As a park-runner your experience might look something like this:
- Rock up to the briefing area to receive instructions from the race director approximately 10-15 minutes before the start.
- Line up to start and get your Garmin ready.
- Run the 5K as fast or as slow as you like.
- Finish, grab your placing number token and hand it to a scanner volunteer along with your personal barcode.
- Parkrun finished!
It really is that simple. Thanks to this straightforward, uncomplicated process, it’s easy to rock up to any park run as a tourist and get involved.

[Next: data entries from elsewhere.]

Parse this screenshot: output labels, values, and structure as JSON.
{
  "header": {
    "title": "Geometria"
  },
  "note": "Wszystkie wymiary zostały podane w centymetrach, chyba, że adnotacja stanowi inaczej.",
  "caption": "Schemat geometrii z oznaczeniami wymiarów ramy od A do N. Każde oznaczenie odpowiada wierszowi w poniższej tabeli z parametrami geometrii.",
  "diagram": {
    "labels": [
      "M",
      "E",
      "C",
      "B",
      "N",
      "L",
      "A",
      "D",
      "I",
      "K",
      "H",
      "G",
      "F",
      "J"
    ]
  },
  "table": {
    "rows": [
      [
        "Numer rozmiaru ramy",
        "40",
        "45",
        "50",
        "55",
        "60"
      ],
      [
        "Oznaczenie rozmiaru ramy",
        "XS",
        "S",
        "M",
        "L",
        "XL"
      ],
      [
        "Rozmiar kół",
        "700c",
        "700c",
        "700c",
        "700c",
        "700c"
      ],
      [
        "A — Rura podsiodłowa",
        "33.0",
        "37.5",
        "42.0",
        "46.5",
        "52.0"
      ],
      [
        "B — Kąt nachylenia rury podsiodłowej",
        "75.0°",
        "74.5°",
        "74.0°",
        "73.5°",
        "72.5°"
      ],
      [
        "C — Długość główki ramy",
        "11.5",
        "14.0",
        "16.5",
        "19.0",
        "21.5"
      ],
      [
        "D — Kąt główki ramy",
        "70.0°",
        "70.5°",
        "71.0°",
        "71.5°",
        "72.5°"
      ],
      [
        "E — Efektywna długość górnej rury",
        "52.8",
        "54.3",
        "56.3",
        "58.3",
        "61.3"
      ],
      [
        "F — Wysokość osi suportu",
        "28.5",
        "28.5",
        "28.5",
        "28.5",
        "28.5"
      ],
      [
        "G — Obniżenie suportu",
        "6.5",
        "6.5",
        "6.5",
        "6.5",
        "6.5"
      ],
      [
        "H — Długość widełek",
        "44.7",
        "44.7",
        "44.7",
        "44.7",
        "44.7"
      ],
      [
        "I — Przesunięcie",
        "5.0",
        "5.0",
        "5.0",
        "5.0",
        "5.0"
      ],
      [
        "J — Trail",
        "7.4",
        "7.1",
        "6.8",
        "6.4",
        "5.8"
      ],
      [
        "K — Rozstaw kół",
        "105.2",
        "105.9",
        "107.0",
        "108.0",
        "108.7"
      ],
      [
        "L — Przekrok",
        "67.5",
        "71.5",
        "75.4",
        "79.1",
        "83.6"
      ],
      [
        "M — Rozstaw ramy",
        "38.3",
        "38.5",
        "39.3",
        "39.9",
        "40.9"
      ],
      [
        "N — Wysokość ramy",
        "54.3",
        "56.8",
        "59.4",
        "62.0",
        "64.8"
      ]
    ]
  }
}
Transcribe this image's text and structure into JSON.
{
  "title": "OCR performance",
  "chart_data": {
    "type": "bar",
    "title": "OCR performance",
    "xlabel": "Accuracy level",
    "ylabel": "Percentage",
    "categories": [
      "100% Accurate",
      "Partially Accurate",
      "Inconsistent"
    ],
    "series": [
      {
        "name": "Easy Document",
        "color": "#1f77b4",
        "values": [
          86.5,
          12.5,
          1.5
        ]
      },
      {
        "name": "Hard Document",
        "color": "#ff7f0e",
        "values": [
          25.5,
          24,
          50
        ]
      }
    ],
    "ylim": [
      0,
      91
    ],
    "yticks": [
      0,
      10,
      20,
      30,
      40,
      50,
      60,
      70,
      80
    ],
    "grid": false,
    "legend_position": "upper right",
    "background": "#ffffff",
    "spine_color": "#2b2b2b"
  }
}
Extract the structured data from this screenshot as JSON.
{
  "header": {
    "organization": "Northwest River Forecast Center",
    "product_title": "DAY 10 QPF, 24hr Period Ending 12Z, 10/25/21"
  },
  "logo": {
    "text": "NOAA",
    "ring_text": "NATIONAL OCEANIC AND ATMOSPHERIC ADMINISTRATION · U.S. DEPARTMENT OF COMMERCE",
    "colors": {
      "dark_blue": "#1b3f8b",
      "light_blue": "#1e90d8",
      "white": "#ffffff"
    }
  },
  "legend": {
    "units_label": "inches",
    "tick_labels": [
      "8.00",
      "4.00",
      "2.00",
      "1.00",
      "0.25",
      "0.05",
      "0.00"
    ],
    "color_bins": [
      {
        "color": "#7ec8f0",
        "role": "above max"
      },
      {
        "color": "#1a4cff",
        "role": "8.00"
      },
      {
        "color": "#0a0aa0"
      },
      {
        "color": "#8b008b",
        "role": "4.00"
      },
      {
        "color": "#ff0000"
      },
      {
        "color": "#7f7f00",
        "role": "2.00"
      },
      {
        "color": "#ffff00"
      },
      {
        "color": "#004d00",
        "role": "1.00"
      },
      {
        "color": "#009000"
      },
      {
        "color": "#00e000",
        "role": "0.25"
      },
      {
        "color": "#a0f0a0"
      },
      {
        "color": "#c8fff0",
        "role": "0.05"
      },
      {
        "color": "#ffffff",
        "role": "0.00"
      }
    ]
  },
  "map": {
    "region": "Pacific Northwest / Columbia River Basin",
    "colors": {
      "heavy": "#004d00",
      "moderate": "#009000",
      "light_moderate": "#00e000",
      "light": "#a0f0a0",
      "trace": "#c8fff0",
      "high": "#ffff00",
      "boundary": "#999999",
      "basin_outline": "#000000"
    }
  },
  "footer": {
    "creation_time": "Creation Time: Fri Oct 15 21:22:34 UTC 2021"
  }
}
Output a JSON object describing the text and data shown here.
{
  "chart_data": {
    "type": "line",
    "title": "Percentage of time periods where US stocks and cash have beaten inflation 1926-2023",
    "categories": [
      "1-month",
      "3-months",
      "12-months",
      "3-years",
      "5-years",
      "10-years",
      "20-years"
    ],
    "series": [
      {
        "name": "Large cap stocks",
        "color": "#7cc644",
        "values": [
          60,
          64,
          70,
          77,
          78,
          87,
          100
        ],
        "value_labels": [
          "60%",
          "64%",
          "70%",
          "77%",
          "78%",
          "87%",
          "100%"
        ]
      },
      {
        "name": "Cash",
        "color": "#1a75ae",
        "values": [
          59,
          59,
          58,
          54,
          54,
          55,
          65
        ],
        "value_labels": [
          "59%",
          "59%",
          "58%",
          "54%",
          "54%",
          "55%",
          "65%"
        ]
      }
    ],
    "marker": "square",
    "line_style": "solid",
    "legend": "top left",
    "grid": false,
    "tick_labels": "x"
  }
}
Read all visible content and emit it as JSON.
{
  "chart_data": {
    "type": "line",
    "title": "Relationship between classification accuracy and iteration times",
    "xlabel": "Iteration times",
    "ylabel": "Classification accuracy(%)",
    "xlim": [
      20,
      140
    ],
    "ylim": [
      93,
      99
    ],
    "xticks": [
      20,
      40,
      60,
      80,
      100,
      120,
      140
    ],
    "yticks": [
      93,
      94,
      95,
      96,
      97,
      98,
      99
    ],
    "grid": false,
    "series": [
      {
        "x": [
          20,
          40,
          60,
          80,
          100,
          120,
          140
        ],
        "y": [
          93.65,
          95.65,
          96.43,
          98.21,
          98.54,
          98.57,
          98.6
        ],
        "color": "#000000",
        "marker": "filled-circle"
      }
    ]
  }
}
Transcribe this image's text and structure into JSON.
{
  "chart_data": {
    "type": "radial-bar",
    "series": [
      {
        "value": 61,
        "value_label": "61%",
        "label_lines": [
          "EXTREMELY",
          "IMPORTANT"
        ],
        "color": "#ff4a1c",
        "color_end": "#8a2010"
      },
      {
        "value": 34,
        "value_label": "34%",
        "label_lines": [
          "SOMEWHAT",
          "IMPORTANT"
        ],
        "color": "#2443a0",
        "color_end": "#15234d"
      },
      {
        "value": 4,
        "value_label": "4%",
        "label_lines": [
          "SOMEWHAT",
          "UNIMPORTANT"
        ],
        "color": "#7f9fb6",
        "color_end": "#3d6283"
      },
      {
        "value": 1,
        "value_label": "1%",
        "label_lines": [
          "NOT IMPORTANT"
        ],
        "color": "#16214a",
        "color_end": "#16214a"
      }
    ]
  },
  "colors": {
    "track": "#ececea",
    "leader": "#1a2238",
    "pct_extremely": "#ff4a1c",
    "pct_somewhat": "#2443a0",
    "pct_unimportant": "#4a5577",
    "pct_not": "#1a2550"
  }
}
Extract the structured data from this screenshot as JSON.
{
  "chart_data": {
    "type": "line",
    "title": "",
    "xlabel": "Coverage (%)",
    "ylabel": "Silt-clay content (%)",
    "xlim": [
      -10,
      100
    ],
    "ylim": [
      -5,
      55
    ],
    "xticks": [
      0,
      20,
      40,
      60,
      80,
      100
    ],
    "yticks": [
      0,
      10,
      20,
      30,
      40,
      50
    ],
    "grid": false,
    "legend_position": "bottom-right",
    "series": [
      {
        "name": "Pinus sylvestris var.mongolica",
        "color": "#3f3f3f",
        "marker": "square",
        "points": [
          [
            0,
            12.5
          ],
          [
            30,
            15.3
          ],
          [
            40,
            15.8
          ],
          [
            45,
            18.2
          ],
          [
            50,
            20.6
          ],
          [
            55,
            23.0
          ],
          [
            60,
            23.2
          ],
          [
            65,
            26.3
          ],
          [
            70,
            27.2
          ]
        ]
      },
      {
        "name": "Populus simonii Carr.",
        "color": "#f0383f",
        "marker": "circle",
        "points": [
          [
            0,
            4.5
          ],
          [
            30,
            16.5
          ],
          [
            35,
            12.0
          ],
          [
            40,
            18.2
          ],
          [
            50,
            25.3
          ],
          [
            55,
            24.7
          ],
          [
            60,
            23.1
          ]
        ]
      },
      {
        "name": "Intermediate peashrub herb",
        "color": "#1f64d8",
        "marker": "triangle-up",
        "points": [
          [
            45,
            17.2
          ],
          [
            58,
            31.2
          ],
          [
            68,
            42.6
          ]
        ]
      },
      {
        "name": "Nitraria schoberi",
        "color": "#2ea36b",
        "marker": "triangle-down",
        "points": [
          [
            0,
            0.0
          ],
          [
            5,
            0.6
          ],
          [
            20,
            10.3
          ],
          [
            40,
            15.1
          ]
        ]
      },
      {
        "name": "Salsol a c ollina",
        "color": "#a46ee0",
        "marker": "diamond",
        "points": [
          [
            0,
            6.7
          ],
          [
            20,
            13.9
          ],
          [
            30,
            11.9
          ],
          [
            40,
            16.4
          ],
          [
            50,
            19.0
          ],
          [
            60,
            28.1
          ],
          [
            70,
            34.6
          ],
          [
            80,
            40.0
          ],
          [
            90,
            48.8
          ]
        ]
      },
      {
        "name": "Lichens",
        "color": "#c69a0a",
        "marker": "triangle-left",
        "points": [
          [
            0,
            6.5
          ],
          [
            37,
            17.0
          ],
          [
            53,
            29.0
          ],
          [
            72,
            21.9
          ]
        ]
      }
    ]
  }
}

No barriers or complicated procedures necessary.
4. Meet new people
If you’re a sociable person, being a parkrun tourist is a great opportunity to meet new people. you might learn something new, gain a different perspective and enhance your communication skills.
There are many opportunities for a chat with fellow runners. In the pre-run briefing area, during the run and afterwards when scanning your bar code.
Most of the parkruns tend to be near somewhere serving hot drinks so, if appropriate, you could have a drink with new running buddies. Become a parkrun tourist and meet new people.
5. Exploring new places
Seeing fresh locations is one of the best parts of being a parkrun tourist.
Not only do you get in a productive workout but you also get to see new parts of the world.
Whether it’s 20 minutes down the road in a neighbouring town or in another country, there’s always a new parkrun location to discover.
I live in Maidstone, Kent and my local parkrun is along the river Medway. Running along the river is scenic and calming but it’s lovely to explore different locations every now and then.
Recent examples of when I’ve seen new places as a parkrun tourist are when I took part in the Gravesend Shorne Wood parkrun (trail in woodland) and the Tonbridge and Malling parkrun (gravel path around a lake) at Leybourne Lakes.
Awaken your sense of adventure and see the world by becoming a regular parkrun tourist.